As soon as the car was moving Chandler felt himself able to move his lips again.

"I," he said. "I don't know—"

"Friend," said the policeman, "kindly keep your mouth shut. 'South Gate,' the exec said, and South Gate is where I'm going."

Chandler shrugged and looked out the window ... just in time to see the jet that had brought him to the islands once more lumbering into life. It crept, wobbling its wingtips, over the ground, picked up speed, roared across taxi strips and over rough ground and at last piled up against an ungainly looking foreign airplane, a Russian jet by its markings, in a thunderous crash and ball of flame as its fuel exploded. No one got out.

It seemed that traffic to Hawaii was all one way.


VI

They roared through downtown Honolulu with the siren blaring and cars scattering out of the way. At seventy miles an hour they raced down a road by the sea. Chandler caught a glimpse of a sign that said "Hilo," but where or what "Hilo" might be he had no idea. Soon there were fewer cars; then there were none but their own.

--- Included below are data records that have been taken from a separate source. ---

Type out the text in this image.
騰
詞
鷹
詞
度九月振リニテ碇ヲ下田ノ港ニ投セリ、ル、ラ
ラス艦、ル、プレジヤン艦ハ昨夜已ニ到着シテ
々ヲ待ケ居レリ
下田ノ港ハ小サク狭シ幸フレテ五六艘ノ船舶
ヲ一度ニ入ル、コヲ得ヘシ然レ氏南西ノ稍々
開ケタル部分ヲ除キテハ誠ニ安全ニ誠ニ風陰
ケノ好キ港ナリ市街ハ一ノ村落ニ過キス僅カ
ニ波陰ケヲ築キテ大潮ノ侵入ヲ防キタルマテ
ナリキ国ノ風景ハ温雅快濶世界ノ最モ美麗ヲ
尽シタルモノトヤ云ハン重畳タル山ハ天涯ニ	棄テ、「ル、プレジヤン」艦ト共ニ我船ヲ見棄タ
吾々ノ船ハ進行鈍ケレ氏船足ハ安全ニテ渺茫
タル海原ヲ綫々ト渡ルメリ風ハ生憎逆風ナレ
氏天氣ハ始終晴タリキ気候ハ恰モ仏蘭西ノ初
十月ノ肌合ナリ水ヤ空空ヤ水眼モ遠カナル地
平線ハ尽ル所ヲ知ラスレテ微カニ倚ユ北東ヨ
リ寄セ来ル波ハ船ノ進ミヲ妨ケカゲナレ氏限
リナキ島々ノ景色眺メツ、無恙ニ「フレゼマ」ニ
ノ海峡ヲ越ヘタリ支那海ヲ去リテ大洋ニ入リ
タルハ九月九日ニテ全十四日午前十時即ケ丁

The road was a surburban highway lined with housing development, shopping centers, palm groves and the occasional center of a small municipality, scattering helterskelter together. There was a road like this extending in every direction from every city in the United States, Chandler thought; but this one was somewhat altered. Something had been there before them. About a mile outside Honolulu's outer fringe, life was cut off as with a knife. There were no people on foot, and the only cars were rusted wrecks lining the roads. The lawns were ragged stands of weeds in front of the ranch-type homes.

It was evidently not allowed to live here.